Fallas en recaudos de la Policía: Contralora destapa desorden administrativo
Auditoría revela cobros sin autorización, recibos irregulares y controles débiles en el manejo de fondos públicos
Por Redacción InDiario|Policía y Tribunales|
La fiscalización volvió a encender las alarmas dentro del aparato de seguridad pública. Una auditoría de la Oficina de la Contralora de Puerto Rico destapó serias deficiencias en los procesos de recaudo del Negociado de la Policía de Puerto Rico, incluyendo cobros sin autorización, recibos no oficiales y fallas en controles internos que, aunque no evidencian pérdida de dinero, sí abren la puerta a irregularidades.
La contralora Carmen Vega Fournier fue tajante al resumir el hallazgo:
“La seguridad pública también exige disciplina fiscal… y absoluto cumplimiento con las normas que rigen el manejo de fondos públicos”.
El informe cubre operaciones entre julio de 2021 y junio de 2025, un periodo en el que la Policía aún operaba bajo el paraguas del Departamento de Seguridad Pública y era dirigida, hasta finales de 2024, por el coronel Antonio López.
Recaudos sin control: lo que encontró la auditoría
Los hallazgos no son menores. La auditoría examinó ingresos generados por servicios policiacos, almacenamiento de armas, donativos federales y otras operaciones, que sumaron más de $145.4 millones en ese periodo.
Pero en medio de ese volumen de dinero, el problema no fue cuánto entró, sino cómo se manejó:
- Empleados realizaron cobros sin estar autorizados por el Departamento de Hacienda
- Se emitieron recibos manuales no oficiales, sin control ni registro adecuado
- Se detectaron depósitos tardíos, de hasta 29 días
- Hubo inconsistencias entre registros contables y depósitos bancarios
- Se identificaron recibos fuera de secuencia y documentos ilegibles
En términos simples: dinero público entrando por múltiples vías… pero sin una trazabilidad confiable.
Controles internos débiles y funciones mal asignadas
Uno de los señalamientos más delicados no es técnico, es estructural.
La auditoría reveló que una misma empleada podía facturar, cobrar y registrar pagos, una combinación que rompe cualquier principio básico de control interno y abre espacio a errores o potenciales irregularidades.

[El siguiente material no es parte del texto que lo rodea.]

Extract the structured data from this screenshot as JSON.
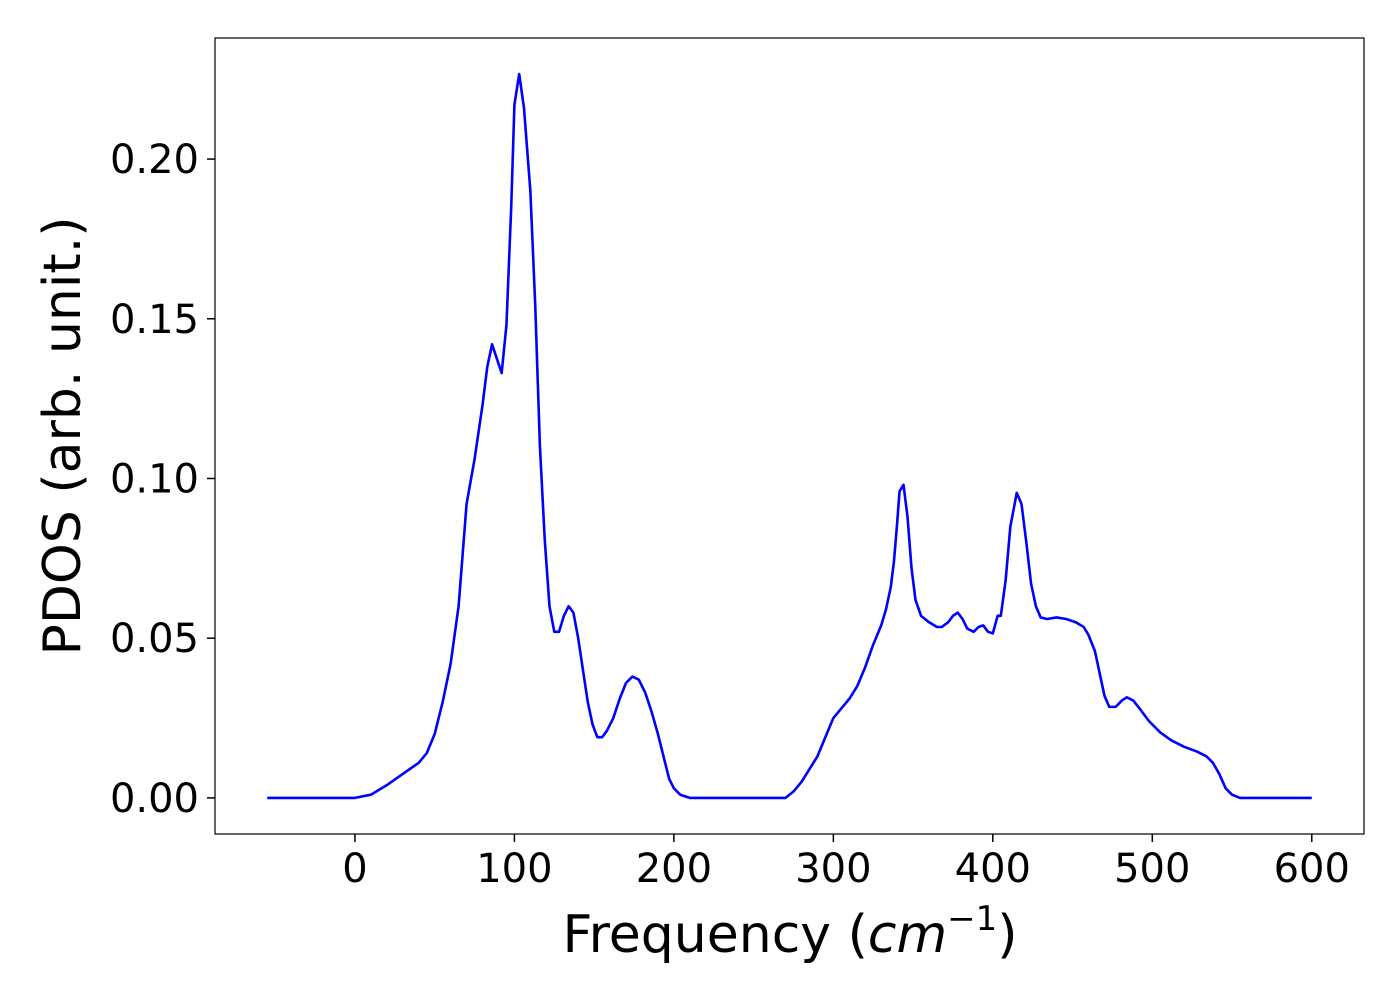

Además, al cierre del periodo auditado, había 985 cuentas por cobrar acumulando cerca de $980,233, sin controles adecuados para su seguimiento.
El riesgo no es teórico
La propia Contralora advirtió el alcance del problema: estas fallas “abren espacio a errores, irregularidades o uso indebido de fondos”.

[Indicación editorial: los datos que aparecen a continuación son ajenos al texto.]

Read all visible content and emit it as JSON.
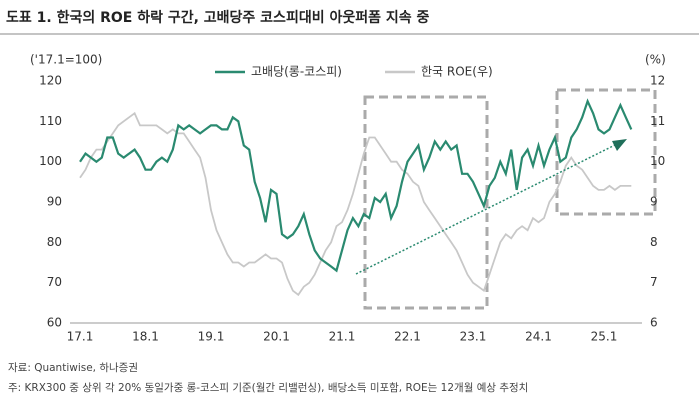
{
  "chart_data": {
    "type": "line",
    "title": "도표 1. 한국의 ROE 하락 구간, 고배당주 코스피대비 아웃퍼폼 지속 중",
    "y_label": "('17.1=100)",
    "y2_label": "(%)",
    "source": "자료: Quantiwise, 하나증권",
    "note": "주: KRX300 중 상위 각 20% 동일가중 롱-코스피 기준(월간 리밸런싱), 배당소득 미포함, ROE는 12개월 예상 추정치",
    "categories": [
      "17.1",
      null,
      null,
      null,
      null,
      null,
      null,
      null,
      null,
      null,
      null,
      null,
      "18.1",
      null,
      null,
      null,
      null,
      null,
      null,
      null,
      null,
      null,
      null,
      null,
      "19.1",
      null,
      null,
      null,
      null,
      null,
      null,
      null,
      null,
      null,
      null,
      null,
      "20.1",
      null,
      null,
      null,
      null,
      null,
      null,
      null,
      null,
      null,
      null,
      null,
      "21.1",
      null,
      null,
      null,
      null,
      null,
      null,
      null,
      null,
      null,
      null,
      null,
      "22.1",
      null,
      null,
      null,
      null,
      null,
      null,
      null,
      null,
      null,
      null,
      null,
      "23.1",
      null,
      null,
      null,
      null,
      null,
      null,
      null,
      null,
      null,
      null,
      null,
      "24.1",
      null,
      null,
      null,
      null,
      null,
      null,
      null,
      null,
      null,
      null,
      null,
      "25.1",
      null,
      null,
      null,
      null,
      null
    ],
    "series": [
      {
        "name": "고배당(롱-코스피)",
        "color": "#2a8a70",
        "axis": "y",
        "values": [
          100,
          102,
          101,
          100,
          101,
          106,
          106,
          102,
          101,
          102,
          103,
          101,
          98,
          98,
          100,
          101,
          100,
          103,
          109,
          108,
          109,
          108,
          107,
          108,
          109,
          109,
          108,
          108,
          111,
          110,
          104,
          103,
          95,
          91,
          85,
          93,
          92,
          82,
          81,
          82,
          84,
          87,
          82,
          78,
          76,
          75,
          74,
          73,
          78,
          83,
          86,
          84,
          87,
          86,
          91,
          90,
          92,
          86,
          89,
          95,
          100,
          102,
          104,
          98,
          101,
          105,
          103,
          105,
          103,
          104,
          97,
          97,
          95,
          92,
          89,
          94,
          96,
          100,
          97,
          103,
          93,
          101,
          103,
          99,
          104,
          99,
          103,
          106,
          100,
          101,
          106,
          108,
          111,
          115,
          112,
          108,
          107,
          108,
          111,
          114,
          111,
          108
        ]
      },
      {
        "name": "한국 ROE(우)",
        "color": "#c8c8c8",
        "axis": "y2",
        "values": [
          9.6,
          9.8,
          10.1,
          10.3,
          10.3,
          10.5,
          10.7,
          10.9,
          11.0,
          11.1,
          11.2,
          10.9,
          10.9,
          10.9,
          10.9,
          10.8,
          10.7,
          10.8,
          10.7,
          10.7,
          10.5,
          10.3,
          10.1,
          9.6,
          8.8,
          8.3,
          8.0,
          7.7,
          7.5,
          7.5,
          7.4,
          7.5,
          7.5,
          7.6,
          7.7,
          7.6,
          7.6,
          7.5,
          7.1,
          6.8,
          6.7,
          6.9,
          7.0,
          7.2,
          7.5,
          7.8,
          8.0,
          8.4,
          8.5,
          8.8,
          9.2,
          9.7,
          10.2,
          10.6,
          10.6,
          10.4,
          10.2,
          10.0,
          10.0,
          9.8,
          9.7,
          9.5,
          9.4,
          9.0,
          8.8,
          8.6,
          8.4,
          8.2,
          8.0,
          7.8,
          7.5,
          7.2,
          7.0,
          6.9,
          6.8,
          7.2,
          7.6,
          8.0,
          8.2,
          8.1,
          8.3,
          8.4,
          8.3,
          8.6,
          8.5,
          8.6,
          9.0,
          9.2,
          9.5,
          9.9,
          10.1,
          9.9,
          9.8,
          9.6,
          9.4,
          9.3,
          9.3,
          9.4,
          9.3,
          9.4,
          9.4,
          9.4
        ]
      }
    ],
    "ylim": [
      60,
      120
    ],
    "yticks": [
      60,
      70,
      80,
      90,
      100,
      110,
      120
    ],
    "y2lim": [
      6,
      12
    ],
    "y2ticks": [
      6,
      7,
      8,
      9,
      10,
      11,
      12
    ]
  }
}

En otras palabras, aunque no se identificaron pérdidas concretas, el sistema —tal como operaba— tenía todas las condiciones para que ocurrieran.
La respuesta del gobierno
Desde el Departamento de Seguridad Pública de Puerto Rico se defendieron señalando que: "no se detectaron pérdidas de fondos, el dinero fue eventualmente depositado y registrado. y ya comenzaron ajustes en los procesos y capacitación del personal."

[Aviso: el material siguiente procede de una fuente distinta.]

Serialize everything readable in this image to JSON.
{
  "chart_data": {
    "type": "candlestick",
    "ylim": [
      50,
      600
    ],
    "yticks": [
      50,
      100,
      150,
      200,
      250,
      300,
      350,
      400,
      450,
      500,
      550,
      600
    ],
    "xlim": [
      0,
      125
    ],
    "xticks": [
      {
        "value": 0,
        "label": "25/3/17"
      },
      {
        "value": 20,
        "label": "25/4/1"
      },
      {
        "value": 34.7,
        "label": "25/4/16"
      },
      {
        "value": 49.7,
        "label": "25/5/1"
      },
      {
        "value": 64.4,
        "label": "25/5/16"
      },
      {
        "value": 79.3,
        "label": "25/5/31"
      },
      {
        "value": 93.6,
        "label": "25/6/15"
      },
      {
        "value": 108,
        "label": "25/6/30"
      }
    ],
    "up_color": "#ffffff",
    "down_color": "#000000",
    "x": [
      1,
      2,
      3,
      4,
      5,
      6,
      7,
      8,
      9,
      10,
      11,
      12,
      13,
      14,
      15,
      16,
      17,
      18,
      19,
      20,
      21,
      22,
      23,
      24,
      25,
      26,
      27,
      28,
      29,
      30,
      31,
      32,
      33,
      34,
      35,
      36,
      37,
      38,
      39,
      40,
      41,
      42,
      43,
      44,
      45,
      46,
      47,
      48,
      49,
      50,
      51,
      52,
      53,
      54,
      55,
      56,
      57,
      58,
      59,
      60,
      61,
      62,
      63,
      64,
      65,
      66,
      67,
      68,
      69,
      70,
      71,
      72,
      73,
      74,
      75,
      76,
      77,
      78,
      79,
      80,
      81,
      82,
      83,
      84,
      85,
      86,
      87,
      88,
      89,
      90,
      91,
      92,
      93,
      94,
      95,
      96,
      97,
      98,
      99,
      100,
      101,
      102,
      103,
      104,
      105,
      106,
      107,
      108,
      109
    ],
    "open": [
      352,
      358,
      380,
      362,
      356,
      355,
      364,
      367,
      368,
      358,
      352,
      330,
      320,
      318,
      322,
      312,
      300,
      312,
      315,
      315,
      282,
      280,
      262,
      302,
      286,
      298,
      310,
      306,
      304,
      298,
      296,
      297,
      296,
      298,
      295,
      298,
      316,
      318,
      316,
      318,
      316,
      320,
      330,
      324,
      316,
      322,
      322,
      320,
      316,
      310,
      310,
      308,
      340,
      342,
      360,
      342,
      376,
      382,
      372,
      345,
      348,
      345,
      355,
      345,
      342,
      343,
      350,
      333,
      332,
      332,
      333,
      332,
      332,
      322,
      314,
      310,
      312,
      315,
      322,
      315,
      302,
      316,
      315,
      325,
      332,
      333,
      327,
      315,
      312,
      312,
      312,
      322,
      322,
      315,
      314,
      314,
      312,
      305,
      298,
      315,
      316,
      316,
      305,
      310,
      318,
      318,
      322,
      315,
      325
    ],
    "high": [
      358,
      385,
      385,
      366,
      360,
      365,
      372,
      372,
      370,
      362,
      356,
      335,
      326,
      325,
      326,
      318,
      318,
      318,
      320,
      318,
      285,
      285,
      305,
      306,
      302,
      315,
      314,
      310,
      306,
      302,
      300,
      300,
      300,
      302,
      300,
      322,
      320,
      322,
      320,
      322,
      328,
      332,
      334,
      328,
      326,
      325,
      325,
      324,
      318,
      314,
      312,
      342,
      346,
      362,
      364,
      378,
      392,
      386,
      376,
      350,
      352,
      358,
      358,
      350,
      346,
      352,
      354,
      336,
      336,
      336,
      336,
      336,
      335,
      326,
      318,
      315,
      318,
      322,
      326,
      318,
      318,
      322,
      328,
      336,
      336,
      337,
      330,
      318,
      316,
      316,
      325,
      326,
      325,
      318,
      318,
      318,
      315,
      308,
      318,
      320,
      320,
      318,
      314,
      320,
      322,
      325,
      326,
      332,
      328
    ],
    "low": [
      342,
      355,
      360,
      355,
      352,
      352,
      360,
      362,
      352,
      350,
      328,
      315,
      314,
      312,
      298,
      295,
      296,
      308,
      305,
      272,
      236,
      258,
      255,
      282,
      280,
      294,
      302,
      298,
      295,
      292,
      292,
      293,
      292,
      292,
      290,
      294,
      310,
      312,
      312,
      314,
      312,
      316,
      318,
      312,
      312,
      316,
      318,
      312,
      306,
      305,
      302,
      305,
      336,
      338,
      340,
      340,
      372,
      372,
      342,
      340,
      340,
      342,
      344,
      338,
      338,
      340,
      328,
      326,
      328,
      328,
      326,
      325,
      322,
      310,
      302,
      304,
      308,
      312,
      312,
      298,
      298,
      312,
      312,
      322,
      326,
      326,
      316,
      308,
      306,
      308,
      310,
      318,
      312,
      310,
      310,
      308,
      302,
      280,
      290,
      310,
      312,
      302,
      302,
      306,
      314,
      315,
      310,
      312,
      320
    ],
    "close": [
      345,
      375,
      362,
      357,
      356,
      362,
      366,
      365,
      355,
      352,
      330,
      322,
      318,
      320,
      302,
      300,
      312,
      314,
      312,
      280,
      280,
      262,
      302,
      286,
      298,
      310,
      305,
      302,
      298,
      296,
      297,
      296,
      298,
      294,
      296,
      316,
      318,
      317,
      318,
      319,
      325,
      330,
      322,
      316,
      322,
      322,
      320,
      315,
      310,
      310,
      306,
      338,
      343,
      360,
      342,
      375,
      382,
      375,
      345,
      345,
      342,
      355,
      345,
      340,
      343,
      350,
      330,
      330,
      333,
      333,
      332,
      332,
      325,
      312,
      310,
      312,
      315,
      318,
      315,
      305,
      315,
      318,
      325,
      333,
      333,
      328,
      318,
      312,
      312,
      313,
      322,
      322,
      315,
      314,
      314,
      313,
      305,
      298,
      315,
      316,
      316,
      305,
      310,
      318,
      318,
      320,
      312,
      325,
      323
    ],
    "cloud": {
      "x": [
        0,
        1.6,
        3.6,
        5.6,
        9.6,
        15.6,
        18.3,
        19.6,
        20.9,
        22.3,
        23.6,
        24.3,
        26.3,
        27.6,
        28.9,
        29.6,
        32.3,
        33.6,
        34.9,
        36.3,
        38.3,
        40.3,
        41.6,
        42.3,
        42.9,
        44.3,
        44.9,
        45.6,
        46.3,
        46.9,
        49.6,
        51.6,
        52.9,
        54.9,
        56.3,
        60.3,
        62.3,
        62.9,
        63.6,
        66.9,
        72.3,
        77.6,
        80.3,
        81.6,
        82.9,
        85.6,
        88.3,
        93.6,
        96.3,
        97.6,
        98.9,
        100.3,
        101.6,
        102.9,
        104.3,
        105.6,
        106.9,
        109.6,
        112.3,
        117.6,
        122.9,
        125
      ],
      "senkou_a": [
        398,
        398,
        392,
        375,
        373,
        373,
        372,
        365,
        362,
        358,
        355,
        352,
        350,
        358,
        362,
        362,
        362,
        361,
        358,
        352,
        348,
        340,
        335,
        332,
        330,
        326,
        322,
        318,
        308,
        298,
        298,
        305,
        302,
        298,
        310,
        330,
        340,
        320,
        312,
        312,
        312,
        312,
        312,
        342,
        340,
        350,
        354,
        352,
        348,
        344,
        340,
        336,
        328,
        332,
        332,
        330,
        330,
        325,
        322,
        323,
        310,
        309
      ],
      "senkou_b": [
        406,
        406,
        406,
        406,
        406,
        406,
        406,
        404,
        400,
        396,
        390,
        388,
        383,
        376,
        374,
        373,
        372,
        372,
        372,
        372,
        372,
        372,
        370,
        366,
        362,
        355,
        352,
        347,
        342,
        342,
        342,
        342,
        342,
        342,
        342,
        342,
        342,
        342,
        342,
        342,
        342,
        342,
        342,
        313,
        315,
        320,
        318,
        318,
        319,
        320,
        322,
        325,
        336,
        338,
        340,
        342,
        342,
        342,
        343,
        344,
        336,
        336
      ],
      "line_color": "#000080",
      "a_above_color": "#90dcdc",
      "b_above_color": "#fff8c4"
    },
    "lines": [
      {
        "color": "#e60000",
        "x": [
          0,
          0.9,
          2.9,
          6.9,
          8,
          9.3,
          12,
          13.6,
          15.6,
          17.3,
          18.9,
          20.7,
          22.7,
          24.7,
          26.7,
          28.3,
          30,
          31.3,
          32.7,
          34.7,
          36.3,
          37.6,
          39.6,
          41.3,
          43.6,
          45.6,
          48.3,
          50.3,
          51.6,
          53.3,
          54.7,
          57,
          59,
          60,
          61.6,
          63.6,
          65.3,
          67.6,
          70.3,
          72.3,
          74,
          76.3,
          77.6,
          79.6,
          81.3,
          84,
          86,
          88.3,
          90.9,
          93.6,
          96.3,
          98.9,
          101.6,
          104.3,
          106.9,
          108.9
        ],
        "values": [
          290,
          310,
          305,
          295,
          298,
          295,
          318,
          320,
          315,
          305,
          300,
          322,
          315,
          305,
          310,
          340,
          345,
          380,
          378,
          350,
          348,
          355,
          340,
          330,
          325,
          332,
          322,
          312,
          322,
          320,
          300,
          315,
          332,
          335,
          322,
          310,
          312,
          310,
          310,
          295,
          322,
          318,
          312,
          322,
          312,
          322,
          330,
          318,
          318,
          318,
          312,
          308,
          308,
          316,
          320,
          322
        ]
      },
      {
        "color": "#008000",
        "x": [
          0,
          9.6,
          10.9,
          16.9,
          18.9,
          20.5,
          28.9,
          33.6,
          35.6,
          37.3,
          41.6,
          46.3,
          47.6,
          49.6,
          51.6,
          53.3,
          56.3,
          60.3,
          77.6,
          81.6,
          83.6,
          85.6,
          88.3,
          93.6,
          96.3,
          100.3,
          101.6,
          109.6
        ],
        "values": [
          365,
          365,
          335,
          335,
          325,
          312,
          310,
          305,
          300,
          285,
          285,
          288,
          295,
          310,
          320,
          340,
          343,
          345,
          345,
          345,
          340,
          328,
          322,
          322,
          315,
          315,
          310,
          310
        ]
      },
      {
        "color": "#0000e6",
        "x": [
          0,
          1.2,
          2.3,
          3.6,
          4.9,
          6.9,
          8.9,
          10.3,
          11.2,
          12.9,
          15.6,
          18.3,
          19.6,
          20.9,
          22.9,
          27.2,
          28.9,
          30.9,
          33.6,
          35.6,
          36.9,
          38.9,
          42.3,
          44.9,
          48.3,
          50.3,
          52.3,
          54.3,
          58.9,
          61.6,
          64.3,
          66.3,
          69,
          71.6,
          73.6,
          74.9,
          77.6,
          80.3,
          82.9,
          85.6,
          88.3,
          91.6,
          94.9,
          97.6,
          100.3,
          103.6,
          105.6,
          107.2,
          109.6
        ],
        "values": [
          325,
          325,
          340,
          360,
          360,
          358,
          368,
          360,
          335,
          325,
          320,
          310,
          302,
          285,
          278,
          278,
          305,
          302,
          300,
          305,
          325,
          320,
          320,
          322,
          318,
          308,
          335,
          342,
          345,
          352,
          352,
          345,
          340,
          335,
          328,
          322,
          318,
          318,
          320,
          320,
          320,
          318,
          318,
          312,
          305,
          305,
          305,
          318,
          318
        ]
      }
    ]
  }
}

Por su parte, la Policía argumentó que muchos de los señalamientos corresponden a la etapa previa a su reorganización bajo la Ley 83 de 2025, que le otorgó autonomía administrativa y fiscal.
Las recomendaciones: lo básico que no se estaba haciendo
La Contralora fue directa en lo que debe corregirse:
- Nombramientos formales para quienes manejan dinero
- Uso exclusivo de recibos oficiales autorizados
- Depósitos diarios
- Separación de funciones en procesos financieros
- Supervisión estricta de los recaudos
Nada revolucionario. Todo elemental.
Cuando la seguridad también pasa por la contabilidad
El caso deja una lección incómoda: no basta con patrullar calles si las finanzas internas operan sin control.
El Negociado de la Policía de Puerto Rico tiene la misión de proteger vidas y propiedad, pero esa responsabilidad también implica manejar con rigor cada dólar público.
Porque cuando falla la contabilidad, no solo se compromete el dinero: se erosiona la confianza. Y eso si es una perdida.